Friday, Jan. 6th (26/320): A word about fear

I notice that the more I fight fear and try not to be afraid when I really am, the more tension I create in my body and the more discomfort I experience as a result. I start wearing my shoulders around my ears and muscles tighten both up and down my body. Not helpful!

When I acknowledge the fear, as I was able to do yesterday, when I admit that things are hard and that I am scared, I find relief from the fear. It’s not that it completely disappears; it’s more that it fades into the background and I am freed to focus my attention where it’s needed. I’ve often heard, “what you resist persists.” I realize this is true for my feelings of fear, as well. I hadn’t recognized how true until the dam burst and the tears – and fears – came pouring out.

Over the years, I’ve noticed that most of my fears fall into two categories: fear of change or fear of the unknown. When I look at the things that provoke anxiety in me, I almost inevitably find one or both of these. For instance:

  • Looking for work – both;
  • Changing careers – the unknown;
  • Finding a place to live – both;
  • Money challenges – the unknown;
  • Relationships (in general, but especially romantic ones) – both.
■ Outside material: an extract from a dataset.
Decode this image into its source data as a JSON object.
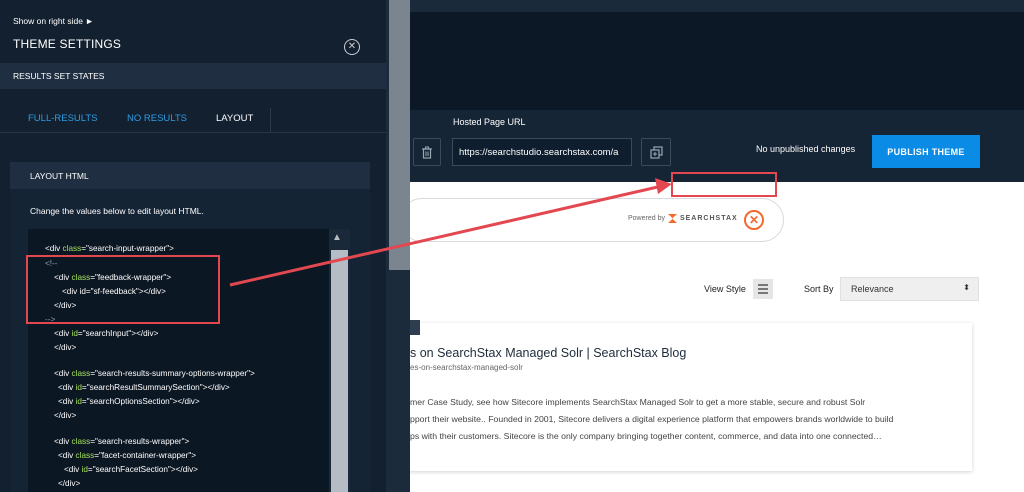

Other things generate more complex feelings of fear:

  • Going through accumulated piles of papers feels overwhelming. My clutter provides a kind of protective shield. Since I tend to feel socially inept and am afraid of making social blunders, it becomes a convenient excuse for not having guests come to visit. Clearing out the clutter feels very scary indeed.
  • Letting go of furniture and other household items is scary. I’m afraid I won’t be able to replace these things if I let them go. Of course, having lots of stuff makes it harder (and more expensive) to move, which I’ve done often in the past few years. In fact, this exemplifies precisely the kind of deprivation thinking I’m striving to change as part of this journey.
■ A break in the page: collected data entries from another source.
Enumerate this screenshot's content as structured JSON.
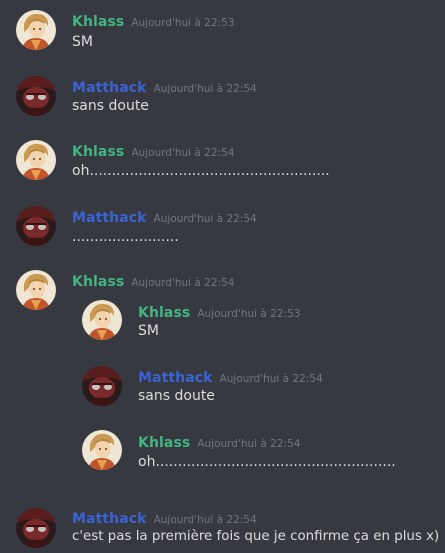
{
  "colors": {
    "background": "#36393f",
    "khlass": "#43b581",
    "matthack": "#3b63d4",
    "timestamp": "#72767d",
    "text": "#dcddde"
  },
  "messages": [
    {
      "author": "Khlass",
      "timestamp": "Aujourd'hui à 22:53",
      "text": "SM",
      "avatar": "khlass-avatar-icon"
    },
    {
      "author": "Matthack",
      "timestamp": "Aujourd'hui à 22:54",
      "text": "sans doute",
      "avatar": "matthack-avatar-icon"
    },
    {
      "author": "Khlass",
      "timestamp": "Aujourd'hui à 22:54",
      "text": "oh......................................................",
      "avatar": "khlass-avatar-icon"
    },
    {
      "author": "Matthack",
      "timestamp": "Aujourd'hui à 22:54",
      "text": "........................",
      "avatar": "matthack-avatar-icon"
    },
    {
      "author": "Khlass",
      "timestamp": "Aujourd'hui à 22:54",
      "avatar": "khlass-avatar-icon",
      "quoted": [
        {
          "author": "Khlass",
          "timestamp": "Aujourd'hui à 22:53",
          "text": "SM"
        },
        {
          "author": "Matthack",
          "timestamp": "Aujourd'hui à 22:54",
          "text": "sans doute"
        },
        {
          "author": "Khlass",
          "timestamp": "Aujourd'hui à 22:54",
          "text": "oh......................................................"
        }
      ]
    },
    {
      "author": "Matthack",
      "timestamp": "Aujourd'hui à 22:54",
      "text": "c'est pas la première fois que je confirme ça en plus x)",
      "avatar": "matthack-avatar-icon"
    }
  ]
}
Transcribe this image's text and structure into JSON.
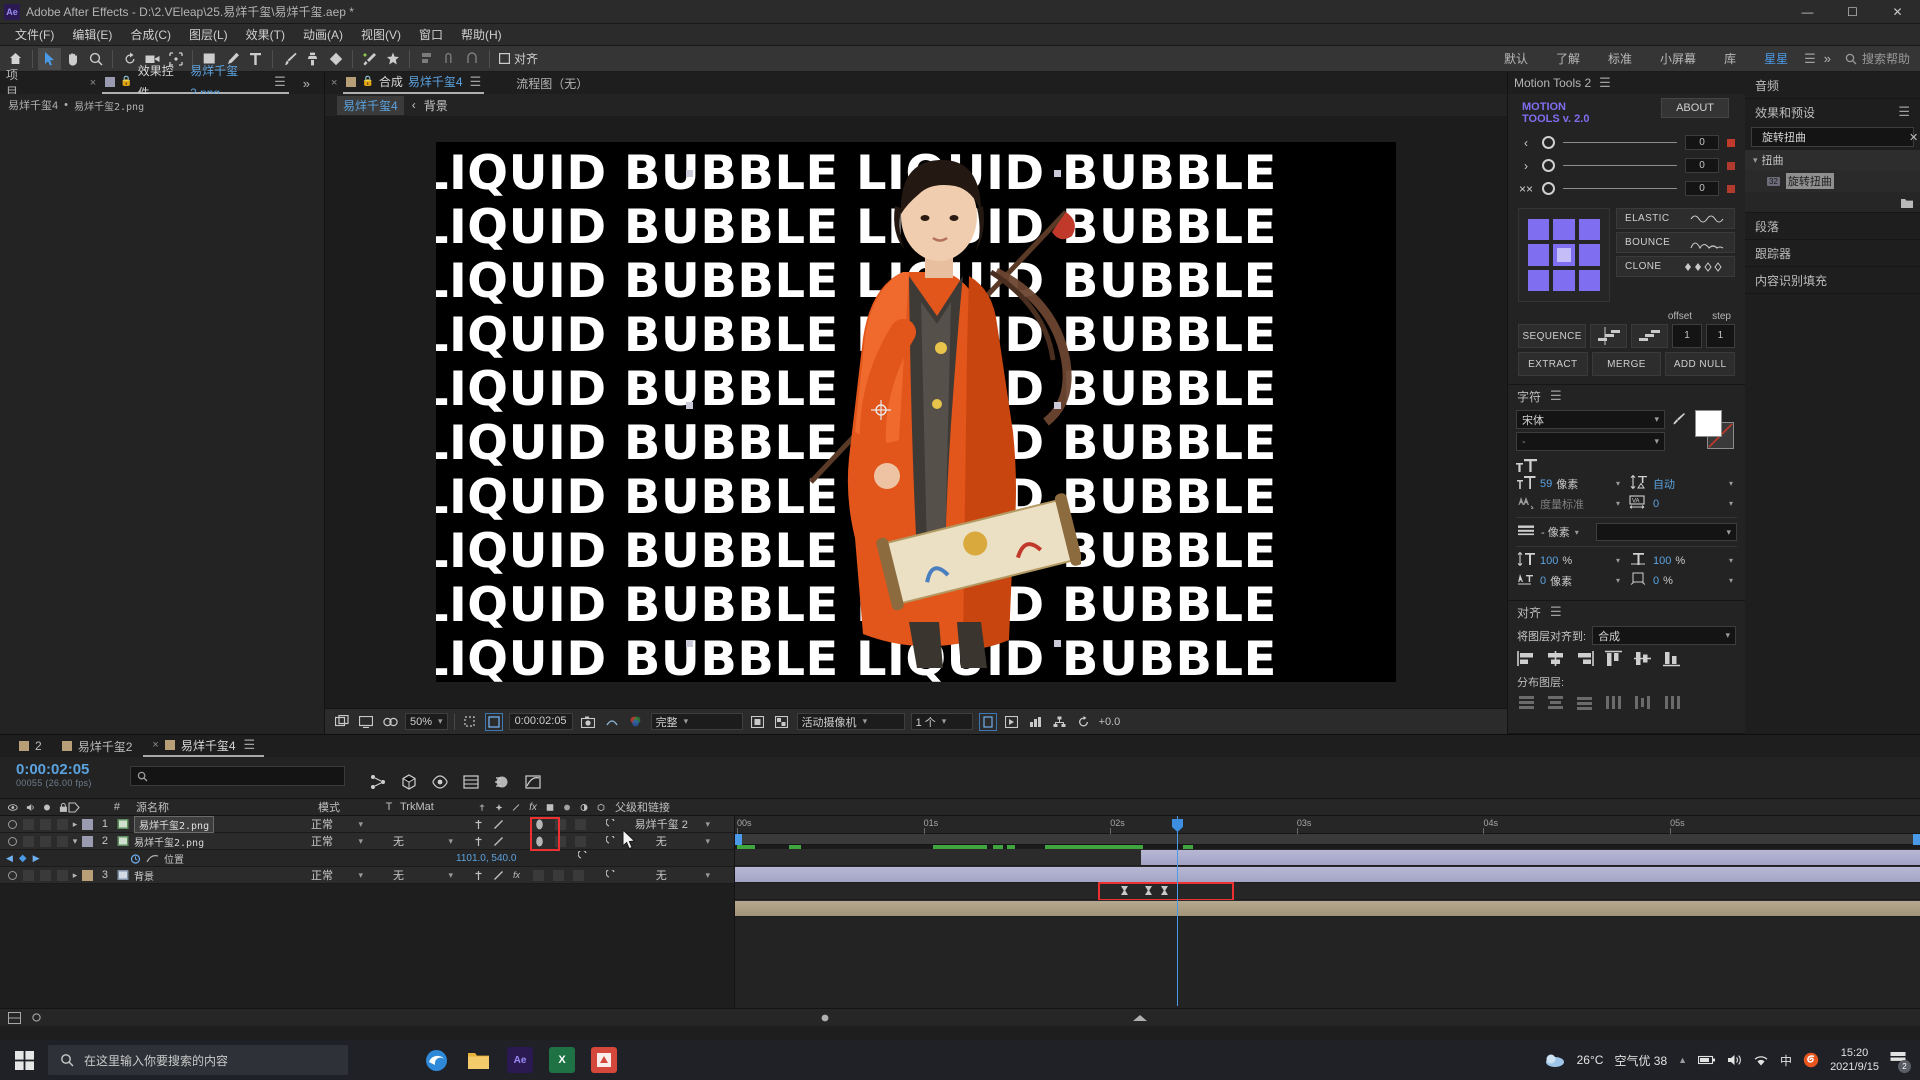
{
  "titlebar": {
    "app_badge": "Ae",
    "title": "Adobe After Effects - D:\\2.VEleap\\25.易烊千玺\\易烊千玺.aep *",
    "minimize": "—",
    "maximize": "☐",
    "close": "✕"
  },
  "menu": [
    {
      "label": "文件(F)"
    },
    {
      "label": "编辑(E)"
    },
    {
      "label": "合成(C)"
    },
    {
      "label": "图层(L)"
    },
    {
      "label": "效果(T)"
    },
    {
      "label": "动画(A)"
    },
    {
      "label": "视图(V)"
    },
    {
      "label": "窗口"
    },
    {
      "label": "帮助(H)"
    }
  ],
  "toolbar": {
    "align_label": "对齐",
    "tools": [
      {
        "name": "home-icon",
        "glyph": "⌂"
      },
      {
        "name": "selection-tool-icon",
        "glyph": "▶"
      },
      {
        "name": "hand-tool-icon",
        "glyph": "✋"
      },
      {
        "name": "zoom-tool-icon",
        "glyph": "⌕"
      },
      {
        "name": "rotation-tool-icon",
        "glyph": "↺"
      },
      {
        "name": "camera-tool-icon",
        "glyph": "🎥"
      },
      {
        "name": "anchor-point-tool-icon",
        "glyph": "✣"
      },
      {
        "name": "shape-tool-icon",
        "glyph": "■"
      },
      {
        "name": "pen-tool-icon",
        "glyph": "✒"
      },
      {
        "name": "type-tool-icon",
        "glyph": "T"
      },
      {
        "name": "brush-tool-icon",
        "glyph": "✐"
      },
      {
        "name": "clone-stamp-tool-icon",
        "glyph": "⚑"
      },
      {
        "name": "eraser-tool-icon",
        "glyph": "◆"
      },
      {
        "name": "roto-brush-tool-icon",
        "glyph": "✨"
      },
      {
        "name": "puppet-tool-icon",
        "glyph": "✶"
      }
    ],
    "workspaces": [
      {
        "label": "默认",
        "active": false
      },
      {
        "label": "了解",
        "active": false
      },
      {
        "label": "标准",
        "active": false
      },
      {
        "label": "小屏幕",
        "active": false
      },
      {
        "label": "库",
        "active": false
      },
      {
        "label": "星星",
        "active": true
      }
    ],
    "workspace_more": "»",
    "search_placeholder": "搜索帮助"
  },
  "project_panel": {
    "tab_project": "项目",
    "tab_effect_controls": "效果控件",
    "effect_controls_target": "易烊千玺2.png",
    "overflow": "»",
    "breadcrumb_comp": "易烊千玺4",
    "breadcrumb_sep": "•",
    "breadcrumb_layer": "易烊千玺2.png"
  },
  "comp_panel": {
    "tab_label": "合成",
    "tab_comp_name": "易烊千玺4",
    "flowchart_tab": "流程图（无）",
    "breadcrumb_active": "易烊千玺4",
    "breadcrumb_chev": "‹",
    "breadcrumb_layer": "背景",
    "canvas": {
      "text_line": "LIQUID BUBBLE LIQUID BUBBLE",
      "rows": 10,
      "bg_color": "#000000",
      "text_color": "#ffffff"
    },
    "controls": {
      "zoom": "50%",
      "time": "0:00:02:05",
      "quality": "完整",
      "camera": "活动摄像机",
      "views": "1 个",
      "exposure": "+0.0"
    }
  },
  "motion_tools": {
    "panel_title": "Motion Tools 2",
    "logo_line1": "MOTION",
    "logo_line2": "TOOLS v. 2.0",
    "about": "ABOUT",
    "sliders": [
      {
        "arrow": "‹",
        "value": "0"
      },
      {
        "arrow": "›",
        "value": "0"
      },
      {
        "arrow": "××",
        "value": "0"
      }
    ],
    "elastic": "ELASTIC",
    "bounce": "BOUNCE",
    "clone": "CLONE",
    "offset_label": "offset",
    "step_label": "step",
    "sequence": "SEQUENCE",
    "offset_value": "1",
    "step_value": "1",
    "extract": "EXTRACT",
    "merge": "MERGE",
    "add_null": "ADD NULL",
    "accent_color": "#7f6ef0"
  },
  "character_panel": {
    "title": "字符",
    "font_family": "宋体",
    "font_style": "-",
    "font_size": "59",
    "size_unit": "像素",
    "leading": "自动",
    "kerning": "度量标准",
    "tracking": "0",
    "baseline_row_label": "- 像素",
    "vertical_scale": "100",
    "horizontal_scale": "100",
    "vertical_unit": "%",
    "horizontal_unit": "%",
    "baseline_shift": "0",
    "baseline_unit": "像素",
    "tsume": "0",
    "tsume_unit": "%"
  },
  "align_panel": {
    "title": "对齐",
    "align_to_label": "将图层对齐到:",
    "align_to_value": "合成",
    "distribute_label": "分布图层:"
  },
  "far_right": {
    "audio_title": "音频",
    "effects_title": "效果和预设",
    "search_value": "旋转扭曲",
    "search_clear": "✕",
    "category": "扭曲",
    "effect_badge": "32",
    "effect_name": "旋转扭曲",
    "paragraph_title": "段落",
    "tracker_title": "跟踪器",
    "content_aware_title": "内容识别填充"
  },
  "timeline": {
    "tabs": [
      {
        "label": "2",
        "active": false,
        "closable": false
      },
      {
        "label": "易烊千玺2",
        "active": false,
        "closable": false
      },
      {
        "label": "易烊千玺4",
        "active": true,
        "closable": true
      }
    ],
    "current_time": "0:00:02:05",
    "frame_info": "00055 (26.00 fps)",
    "search_placeholder": "",
    "columns": {
      "num": "#",
      "source_name": "源名称",
      "mode": "模式",
      "t": "T",
      "trkmat": "TrkMat",
      "parent": "父级和链接"
    },
    "layers": [
      {
        "index": "1",
        "name": "易烊千玺2.png",
        "mode": "正常",
        "trkmat": "",
        "parent": "易烊千玺 2",
        "color": "#9a9ab0",
        "selected": true,
        "expanded": false
      },
      {
        "index": "2",
        "name": "易烊千玺2.png",
        "mode": "正常",
        "trkmat": "无",
        "parent": "无",
        "color": "#9a9ab0",
        "selected": false,
        "expanded": true
      },
      {
        "index": "3",
        "name": "背景",
        "mode": "正常",
        "trkmat": "无",
        "parent": "无",
        "color": "#b99f77",
        "selected": false,
        "expanded": false
      }
    ],
    "property": {
      "name": "位置",
      "value": "1101.0, 540.0",
      "keyframe_count": 3
    },
    "ruler_ticks": [
      "00s",
      "01s",
      "02s",
      "03s",
      "04s",
      "05s"
    ]
  },
  "taskbar": {
    "search_placeholder": "在这里输入你要搜索的内容",
    "apps": [
      {
        "name": "edge",
        "letter": "e",
        "color": "#2a7fd4"
      },
      {
        "name": "file-explorer",
        "letter": "🗀",
        "color": "#e8b23a"
      },
      {
        "name": "after-effects",
        "letter": "Ae",
        "color": "#2b1a52"
      },
      {
        "name": "excel",
        "letter": "X",
        "color": "#1f7244"
      },
      {
        "name": "editor",
        "letter": "■",
        "color": "#d4483b"
      }
    ],
    "weather_temp": "26°C",
    "weather_air": "空气优 38",
    "ime": "中",
    "time": "15:20",
    "date": "2021/9/15",
    "notification_count": "2"
  }
}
Change can be scary and the unknown can be even scarier. But life is and always will be full of change and I really wouldn’t have it any other way. I would like to be more open and willing to change and I’d like to start seeing the unknown as an adventure. In what may be a tiny step in this direction…

I have often been attached to wanting things the way I want them. For example, I’ve (inwardly) thrown fits when a product I like disappears from the shelves. I finally got tired of expending so much energy trying to change things beyond my control that I started consciously working to let these things go. Today, when I couldn’t find the cereal I wanted, I ended up buying a totally different kind. Instead of leaving the store upset or annoyed because they didn’t have what I wanted, I realized I was making a small change that I might even like. I was able to enjoy the adventure of trying something new.

It symbolized a willingness on my part to accept change with a little more grace – and that felt pretty darn good! Especially because I’ve discovered that transformation in one area of my life often results in transformation in other areas, which is a wonderful thing on a path of recovery! 🙂

(Btw, did I mention that the staffing agency called me yesterday afternoon? I guess that answered my question from yesterday morning!)

My action step(s):

  • Turned off my alarm and allowed my body the extra rest it needed after an interrupted night’s sleep.
  • Went to an InterPlay class today. My body so-o-o appreciated moving and stretching and loosening up some of those tight muscles.